PCM claims En Pointe lied about results

pants-on-firePCM has told a court that it would never have bought En Pointe if it had known the solution provider’s true financial situation.

The outfit has filed a lawsuit counterclaim April 11 alleging that En Pointe materially overstated the profitability of its business and that breaches by an En Pointe subsidiary have damaged PCM’s goodwill with many customers. PCM said the total damages exceed $57 million, or more than triple the company 2016 net income.

PCM paid $15 million upfront for En Pointe’s IT solutions business as well as 22.5 percent of future adjusted gross profit and 10 percent of certain service revenue for the next three years.

The first signs of trouble came in December 2016, when an En Pointe subsidiary filed a lawsuit against PCM in Delaware Superior Court for underpaying its agreed-upon earn-out payments.

Now three law firms have announced investigations into whether PCM violated federal securities laws by issuing materially misleading business information to investors.

When PCM filed its counterclaims the followed month, it alleged that the En Pointe subsidiary improperly used vendor rebates and marketing-related vendor credits attributable to prior accounting periods to understate the cost of the goods it was selling.
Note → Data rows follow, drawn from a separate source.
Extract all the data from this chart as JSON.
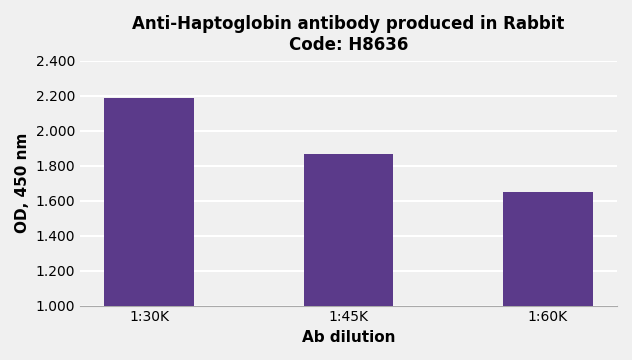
{
  "title_line1": "Anti-Haptoglobin antibody produced in Rabbit",
  "title_line2": "Code: H8636",
  "categories": [
    "1:30K",
    "1:45K",
    "1:60K"
  ],
  "values": [
    2.185,
    1.868,
    1.648
  ],
  "bar_color": "#5b3a8a",
  "xlabel": "Ab dilution",
  "ylabel": "OD, 450 nm",
  "ylim": [
    1.0,
    2.4
  ],
  "yticks": [
    1.0,
    1.2,
    1.4,
    1.6,
    1.8,
    2.0,
    2.2,
    2.4
  ],
  "ytick_labels": [
    "1.000",
    "1.200",
    "1.400",
    "1.600",
    "1.800",
    "2.000",
    "2.200",
    "2.400"
  ],
  "background_color": "#f0f0f0",
  "grid_color": "#ffffff",
  "title_fontsize": 12,
  "label_fontsize": 11,
  "tick_fontsize": 10,
  "bar_width": 0.45
}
PCM said it believes En Pointe’s earnings were millions of dollars less than they reported.

PCM also alleged that En Pointe misled the company with assurances that certain customer relationships were not dependent on En Pointe’s minority-owned status. But after closing, PCM said it discovered several acquired customers were unwilling to transfer their business to PCM since it is not certified as being minority-owned.